Chapter 10 focuses on financial strategies for firms that have achieved significant size and scope. The chapter begins with a discussion of bank loans and lending relationships, a key source of funding for firms that have achieved a track record of profitability. Chapter 10 also discusses strategies for harvesting value or the means by which the entrepreneur achieves liquidity and financial gain in return for her investment of time, talent, and capital. The two best known strategies for harvesting value are an initial public offering or sale of the firm. This chapter will address the strategies for pursuing these two paths, along with various considerations the entrepreneur needs to take into account. The topic of harvesting value is particularly suited to a discussion of growth-oriented women entrepreneurs, because it is typically only growth-oriented firms that actually go through the IPO process.
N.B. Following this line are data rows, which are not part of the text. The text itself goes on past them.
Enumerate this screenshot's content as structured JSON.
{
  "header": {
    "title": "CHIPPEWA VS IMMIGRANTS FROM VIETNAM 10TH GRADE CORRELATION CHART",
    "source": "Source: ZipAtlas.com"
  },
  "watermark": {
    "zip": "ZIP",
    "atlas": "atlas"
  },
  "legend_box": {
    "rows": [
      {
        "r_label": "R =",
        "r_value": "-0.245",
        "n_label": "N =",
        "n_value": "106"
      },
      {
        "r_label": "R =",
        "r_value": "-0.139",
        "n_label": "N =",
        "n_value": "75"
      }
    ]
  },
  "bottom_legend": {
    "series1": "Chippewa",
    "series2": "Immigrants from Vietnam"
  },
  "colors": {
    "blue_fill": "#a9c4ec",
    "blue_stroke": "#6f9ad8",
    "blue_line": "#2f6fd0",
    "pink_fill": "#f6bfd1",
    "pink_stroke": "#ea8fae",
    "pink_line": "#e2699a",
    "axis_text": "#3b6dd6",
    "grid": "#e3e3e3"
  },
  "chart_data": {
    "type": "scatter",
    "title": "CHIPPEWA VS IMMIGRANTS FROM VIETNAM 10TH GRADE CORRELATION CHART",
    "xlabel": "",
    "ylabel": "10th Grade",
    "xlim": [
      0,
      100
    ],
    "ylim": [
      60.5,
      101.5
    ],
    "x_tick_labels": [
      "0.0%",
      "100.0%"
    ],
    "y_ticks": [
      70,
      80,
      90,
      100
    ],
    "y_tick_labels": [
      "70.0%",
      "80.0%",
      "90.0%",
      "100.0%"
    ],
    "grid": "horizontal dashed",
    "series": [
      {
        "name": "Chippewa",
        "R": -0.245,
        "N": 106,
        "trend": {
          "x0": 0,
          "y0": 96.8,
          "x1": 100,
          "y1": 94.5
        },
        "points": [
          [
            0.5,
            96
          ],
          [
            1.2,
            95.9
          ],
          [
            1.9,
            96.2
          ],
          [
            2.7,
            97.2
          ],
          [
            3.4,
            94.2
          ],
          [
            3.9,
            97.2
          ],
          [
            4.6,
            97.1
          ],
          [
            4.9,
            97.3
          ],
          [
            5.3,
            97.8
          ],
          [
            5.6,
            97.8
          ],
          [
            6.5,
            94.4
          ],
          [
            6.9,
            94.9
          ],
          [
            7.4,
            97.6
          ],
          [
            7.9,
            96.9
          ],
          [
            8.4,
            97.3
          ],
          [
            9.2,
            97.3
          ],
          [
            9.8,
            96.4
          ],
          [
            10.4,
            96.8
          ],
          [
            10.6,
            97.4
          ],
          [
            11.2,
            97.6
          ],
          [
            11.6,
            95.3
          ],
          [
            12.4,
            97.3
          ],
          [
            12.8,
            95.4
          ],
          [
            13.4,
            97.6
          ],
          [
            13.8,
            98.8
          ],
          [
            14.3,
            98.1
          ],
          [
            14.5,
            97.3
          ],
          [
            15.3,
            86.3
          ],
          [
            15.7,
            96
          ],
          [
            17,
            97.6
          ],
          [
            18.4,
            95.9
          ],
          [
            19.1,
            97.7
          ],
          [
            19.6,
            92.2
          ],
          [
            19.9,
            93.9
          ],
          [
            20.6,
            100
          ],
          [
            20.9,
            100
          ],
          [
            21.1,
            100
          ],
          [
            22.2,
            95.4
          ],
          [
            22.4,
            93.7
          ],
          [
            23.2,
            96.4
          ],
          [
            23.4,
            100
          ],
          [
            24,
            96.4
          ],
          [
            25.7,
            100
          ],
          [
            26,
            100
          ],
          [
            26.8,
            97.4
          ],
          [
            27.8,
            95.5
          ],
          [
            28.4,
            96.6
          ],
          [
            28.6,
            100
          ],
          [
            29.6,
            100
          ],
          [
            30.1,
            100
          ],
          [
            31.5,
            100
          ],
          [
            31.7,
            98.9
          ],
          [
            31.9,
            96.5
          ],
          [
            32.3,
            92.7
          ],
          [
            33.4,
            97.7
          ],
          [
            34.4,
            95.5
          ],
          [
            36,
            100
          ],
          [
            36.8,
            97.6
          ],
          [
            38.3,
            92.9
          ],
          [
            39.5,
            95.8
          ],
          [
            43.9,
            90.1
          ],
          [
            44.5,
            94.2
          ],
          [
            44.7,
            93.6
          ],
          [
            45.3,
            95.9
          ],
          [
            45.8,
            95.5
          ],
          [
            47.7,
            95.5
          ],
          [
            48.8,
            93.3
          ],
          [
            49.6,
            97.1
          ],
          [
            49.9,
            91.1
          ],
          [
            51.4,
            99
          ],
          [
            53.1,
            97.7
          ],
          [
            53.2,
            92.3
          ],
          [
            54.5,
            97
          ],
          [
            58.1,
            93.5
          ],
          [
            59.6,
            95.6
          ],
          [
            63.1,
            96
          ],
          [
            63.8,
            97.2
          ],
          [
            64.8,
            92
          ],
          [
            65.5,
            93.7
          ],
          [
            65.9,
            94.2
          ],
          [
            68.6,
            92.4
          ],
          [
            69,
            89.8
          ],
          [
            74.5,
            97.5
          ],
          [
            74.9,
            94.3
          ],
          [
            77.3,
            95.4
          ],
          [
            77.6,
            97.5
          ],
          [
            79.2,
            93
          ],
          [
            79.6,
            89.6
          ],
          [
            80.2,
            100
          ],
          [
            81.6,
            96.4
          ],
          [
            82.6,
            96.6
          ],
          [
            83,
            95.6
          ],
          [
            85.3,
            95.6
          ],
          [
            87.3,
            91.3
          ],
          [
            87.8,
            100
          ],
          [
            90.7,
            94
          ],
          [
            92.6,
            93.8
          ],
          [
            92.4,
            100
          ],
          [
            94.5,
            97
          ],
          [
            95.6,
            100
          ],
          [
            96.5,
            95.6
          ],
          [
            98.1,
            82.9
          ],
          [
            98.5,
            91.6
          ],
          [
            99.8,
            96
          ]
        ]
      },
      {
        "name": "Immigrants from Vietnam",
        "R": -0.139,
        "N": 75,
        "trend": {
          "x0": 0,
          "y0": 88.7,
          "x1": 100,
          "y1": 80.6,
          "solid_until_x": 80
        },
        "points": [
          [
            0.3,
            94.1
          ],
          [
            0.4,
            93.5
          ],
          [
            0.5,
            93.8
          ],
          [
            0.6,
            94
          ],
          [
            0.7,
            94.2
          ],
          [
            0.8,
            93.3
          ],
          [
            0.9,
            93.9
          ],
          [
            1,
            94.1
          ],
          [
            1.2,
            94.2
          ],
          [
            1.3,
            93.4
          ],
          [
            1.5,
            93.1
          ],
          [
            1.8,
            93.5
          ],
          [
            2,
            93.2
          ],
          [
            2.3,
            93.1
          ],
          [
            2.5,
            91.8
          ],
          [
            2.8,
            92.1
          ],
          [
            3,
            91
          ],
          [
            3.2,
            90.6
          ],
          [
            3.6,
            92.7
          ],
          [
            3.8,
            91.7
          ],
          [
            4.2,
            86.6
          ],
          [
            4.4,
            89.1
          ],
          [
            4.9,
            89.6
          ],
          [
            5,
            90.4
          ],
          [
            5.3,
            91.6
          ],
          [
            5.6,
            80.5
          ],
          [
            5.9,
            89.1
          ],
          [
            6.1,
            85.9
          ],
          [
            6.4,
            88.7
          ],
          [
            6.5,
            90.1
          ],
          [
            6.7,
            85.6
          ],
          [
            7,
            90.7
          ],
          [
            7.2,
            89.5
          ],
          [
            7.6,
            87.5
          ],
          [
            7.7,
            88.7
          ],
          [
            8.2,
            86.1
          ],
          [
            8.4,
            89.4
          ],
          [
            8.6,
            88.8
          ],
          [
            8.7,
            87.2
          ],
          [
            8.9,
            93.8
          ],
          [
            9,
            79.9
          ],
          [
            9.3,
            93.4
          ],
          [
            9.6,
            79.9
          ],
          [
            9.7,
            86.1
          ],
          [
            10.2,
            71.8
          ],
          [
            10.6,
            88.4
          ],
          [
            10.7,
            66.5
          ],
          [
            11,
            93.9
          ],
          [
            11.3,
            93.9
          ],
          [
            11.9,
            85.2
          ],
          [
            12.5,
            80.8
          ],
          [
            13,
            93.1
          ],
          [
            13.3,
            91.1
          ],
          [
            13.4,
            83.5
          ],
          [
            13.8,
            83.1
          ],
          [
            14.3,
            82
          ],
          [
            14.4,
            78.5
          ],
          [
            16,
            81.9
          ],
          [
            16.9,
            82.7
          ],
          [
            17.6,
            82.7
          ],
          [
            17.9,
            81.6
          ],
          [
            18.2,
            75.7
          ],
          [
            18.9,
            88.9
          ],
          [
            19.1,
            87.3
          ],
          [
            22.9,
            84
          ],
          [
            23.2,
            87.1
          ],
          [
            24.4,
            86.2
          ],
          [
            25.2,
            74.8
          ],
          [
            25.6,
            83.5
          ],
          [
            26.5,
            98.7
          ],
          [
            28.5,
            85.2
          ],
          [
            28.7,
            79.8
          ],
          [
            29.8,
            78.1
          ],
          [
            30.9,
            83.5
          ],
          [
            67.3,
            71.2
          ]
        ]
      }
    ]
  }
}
Once the company has gone public, it has access to the public debt and equity markets and a broad range of financing alternatives. Post-IPO, financial strategies over time shift from managing growth to managing operations and profitability. This new set of tasks often entails replacing the original entrepreneur and her team with individuals who will take over the management of the firm as a going concern. One of the key issues for the entrepreneur is her role going forward. Chapter 11 focuses on the financial strategies women entrepreneurs use to manage this period of transition. Some remain with the firm as a member of the Board of Directors. Others choose to deploy their newly acquired wealth to launch a new entrepreneurial venture. Other successful growth-oriented women entrepreneurs assume leadership roles in their industry or choose to pursue philanthropic goals.
One of the most exciting dimensions of women's entrepreneurship is that a growing number of successful women entrepreneurs are using their wealth to become angel or VC investors, thereby promoting the development and growth of additional women-owned firms. This sequence of activities or "virtuous circle" takes our growth-oriented entrepreneur from being a recipient of human, social, and financial capital to the point at which she is able to become a major contributor in each of these areas. Chapter 12 will discuss some of the support services and programs that are helping women learn how to evaluate and select companies to invest in, i.e. Golden Seeds, Springboard Enterprises, and Astia. Programs of this type help women entrepreneurs close the loop by creating opportunities for them to become givers as well as receivers. For growth-oriented entrepreneurs to succeed, they need the support of other entrepreneurs.